Assay of the activity of SOD
The activity of super oxide dismutase was assayed as described  using kit from BIORAD (England). The activity was expressed as U/mg protein.
Assay of the nitric oxide concentration
The formation of NO was determined by indirect method by quantifying the tissue level of nitrite by a calorimetric method by Griess reaction  using kit from BIORAD (England).
Assay of IL-1β and TNF-α
IL-1β and TNF-α levels were assayed using an available ELISA kit from R & D (Berlin, Germany) according to the manufacturer’s instructions . Protein concentration in the liver homogenate was assayed using BCA mega kit (Pierce, Rockford, USA).
The transcripts were amplified in a single reaction containing 1 mg cDNA and 0.5 mM each of the sense and antisense primers for IL-1β ( sense 5′- AT GG CA AC TG TC CC TG AA CT C -3′; antisense 5′- GT CG TT GC TT GT CT CT CC TTG -3′ ), TNFα sense 5′- TCATGCACCACCATCAAGGA-3′ and antisense 5′- GA CA TT CG AG GC TC CA GT GA A -3′ and iNOS sense 5′-CA GC CA AG TA TT CC AA AG CA A −3′ and antisense 5′- AG TC CA GT CC CC TC AC CA A −3′; β- actin sens 5′ GT GC TA TG TT GC TC TA GA CT TC G −3′, antisens 5′ AT GC CA CA GG AT TC CA TA CC −3′ were obtained from BIOLINE Inc., (Taunton, MA, USA).
The cycle consistes of preheating step at 95°C for 5 minute followed by 35 cycles of 90°C for 1 minute, and 60°C for 30 seconds.
Part of the liver was dissolved in TOTEX buffer. The extract was used for determination of the binding activity using NF-κBp65 consensus sequence: 5′-AG TT GA GG GG AC TT TC CC AG GC -3′ which was obtained from BIOLINE Inc. (Taunton, MA, USA). The increase in the expression of NFkBp65 gene was determined by a Phosphor Imager using background subtraction .
Liver tissues were collected from rats, washed carefully by cold normal saline 3 times, then fixed in formalin solution 10%, processed, and embedded in a paraffin film. Sections of 5-μm thick slices of liver were prepared. The sections were stained with H & E. The method was described in Fukuzawa et al. .
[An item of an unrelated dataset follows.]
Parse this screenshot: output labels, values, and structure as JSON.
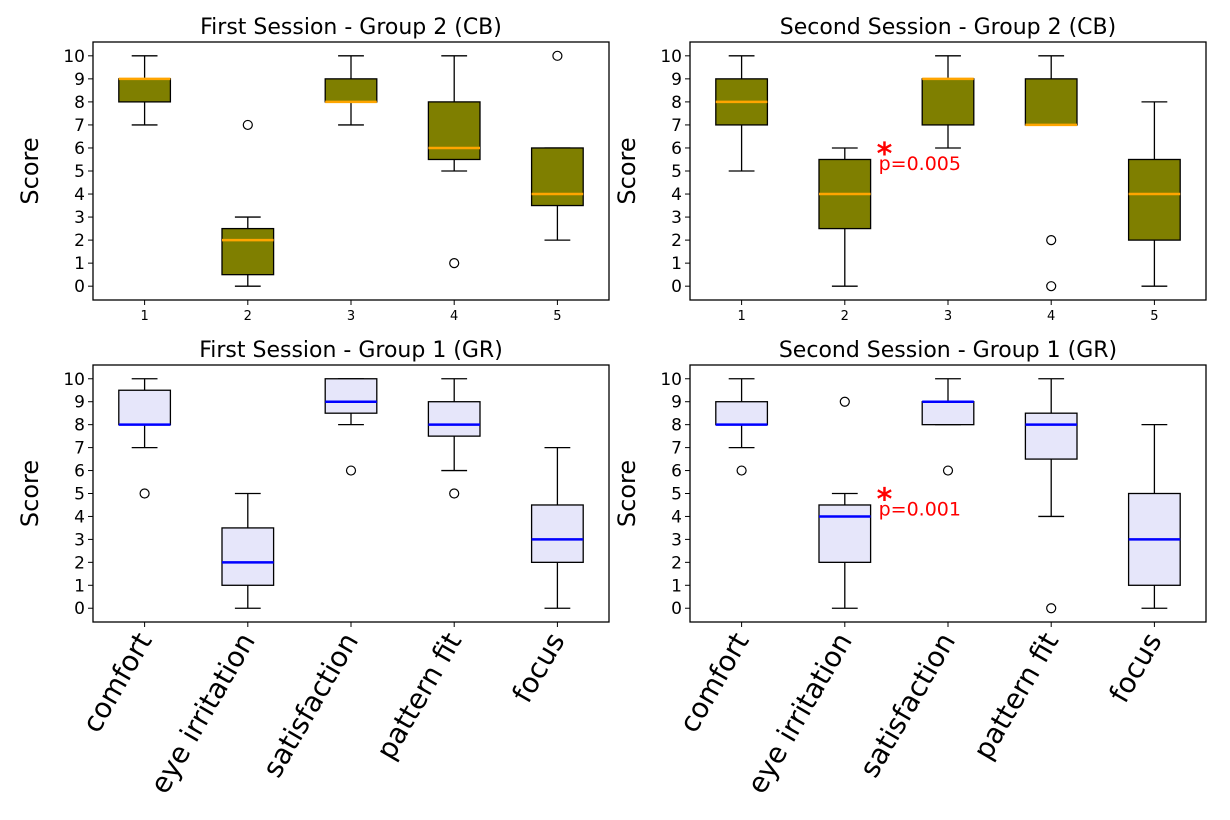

The sections of tissues in phosphate-buffered saline (pH = 7.2) were incubated overnight at 4°C with the respective primary monoclonal antibody, and anti- NFkBp dilutions (1:100, 1:50). Immunohistochemical staining was performed by the streptavidin-biotin complex method. All sections were then counterstained with hematoxylin.
All values are expressed as the mean ± SD. Data were evaluated by using SPSS for windows. The one way ANOVA test was used to examine whether there are any significant differences between the treatment groups, and the value of P < 0.05 was considered significant.